Level 3: AI used to create new previously inconceivable features
Previously inconceivable features are where things get interesting. This is the type of AI application that you couldn’t have solved with simply applying heuristics or counting (like the most basic ranking algorithms). At the risk of blurring the lines between level 2 and 3 I would suggest that the leap from basic autocomplete to auto-suggest features like Gmail’s Smart Compose is big enough to warrant the “new feature” label. Sounds futuristic? Several products are already well down this path, e.g. TabNine.

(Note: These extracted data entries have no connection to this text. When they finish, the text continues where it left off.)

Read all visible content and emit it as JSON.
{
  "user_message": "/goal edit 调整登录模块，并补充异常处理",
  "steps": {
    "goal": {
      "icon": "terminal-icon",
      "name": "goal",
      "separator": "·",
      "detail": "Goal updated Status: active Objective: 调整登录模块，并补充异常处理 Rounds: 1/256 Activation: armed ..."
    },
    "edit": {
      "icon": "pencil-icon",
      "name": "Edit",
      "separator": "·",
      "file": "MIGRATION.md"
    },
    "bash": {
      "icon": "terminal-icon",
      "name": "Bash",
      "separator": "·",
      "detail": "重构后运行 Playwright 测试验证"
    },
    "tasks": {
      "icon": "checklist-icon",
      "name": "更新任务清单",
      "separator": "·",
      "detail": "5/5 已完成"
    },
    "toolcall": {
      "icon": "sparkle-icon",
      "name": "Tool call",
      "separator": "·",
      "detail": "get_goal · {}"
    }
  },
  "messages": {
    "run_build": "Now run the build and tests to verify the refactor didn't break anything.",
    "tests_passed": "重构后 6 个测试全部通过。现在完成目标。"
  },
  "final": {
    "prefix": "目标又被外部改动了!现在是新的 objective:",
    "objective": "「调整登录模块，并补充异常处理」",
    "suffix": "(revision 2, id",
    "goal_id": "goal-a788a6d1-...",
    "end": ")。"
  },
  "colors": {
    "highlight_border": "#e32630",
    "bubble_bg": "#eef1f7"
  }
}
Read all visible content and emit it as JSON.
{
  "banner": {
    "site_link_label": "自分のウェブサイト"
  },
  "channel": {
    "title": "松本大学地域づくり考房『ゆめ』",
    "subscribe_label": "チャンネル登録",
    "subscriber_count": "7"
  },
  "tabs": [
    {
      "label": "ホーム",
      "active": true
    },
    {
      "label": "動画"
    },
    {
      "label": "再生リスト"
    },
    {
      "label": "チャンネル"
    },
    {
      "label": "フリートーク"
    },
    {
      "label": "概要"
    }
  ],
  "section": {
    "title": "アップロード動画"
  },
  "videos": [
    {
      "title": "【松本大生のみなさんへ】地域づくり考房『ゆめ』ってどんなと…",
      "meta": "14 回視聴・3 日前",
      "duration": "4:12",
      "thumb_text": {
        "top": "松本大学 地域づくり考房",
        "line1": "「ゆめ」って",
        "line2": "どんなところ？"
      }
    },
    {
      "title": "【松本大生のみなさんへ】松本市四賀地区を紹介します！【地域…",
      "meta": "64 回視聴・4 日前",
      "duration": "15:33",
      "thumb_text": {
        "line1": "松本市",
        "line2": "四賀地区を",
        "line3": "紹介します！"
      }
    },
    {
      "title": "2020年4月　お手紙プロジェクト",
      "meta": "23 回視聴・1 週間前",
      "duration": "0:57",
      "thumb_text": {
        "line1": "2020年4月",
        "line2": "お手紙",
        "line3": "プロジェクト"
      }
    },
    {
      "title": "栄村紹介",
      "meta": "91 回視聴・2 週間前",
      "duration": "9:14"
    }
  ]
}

Level 4: AI used to create new previously inconceivable products
Finally, what types of developer products can be conceived with the knowledge of what AI can do today and in the near future? As we make progress on multi-modal generative models (did you know you can use GPT3 and GANs to generate portraits?), how outlandish would it be to expect some advanced form of model-based code generation (a model, in this context, being a visual representation of the logic to be implemented)? Or, better yet from a Product Manager’s perspective, a PRD-to-code-converter?
With so-called ‘citizen developers’ on the rise alongside no-code/low-code applications, the market is wide open for AI applied to developer tools in creative ways. That being said, even those who want to apply AI to developer tools first need developer tools for AI to build these solutions.
So the goldrush for AI developer tools is still on.
Clemens Mewald leads the product management, machine learning and data science team at Databricks. Previously, he spent four years on the Google Brain team building ML infrastructure for Google, Google Cloud and open source users, including TensorFlow and TensorFlow Extended (TFX). Clemens holds an MSc in computer science from UAS Wiener Neustadt, Austria and an MBA from MIT Sloan.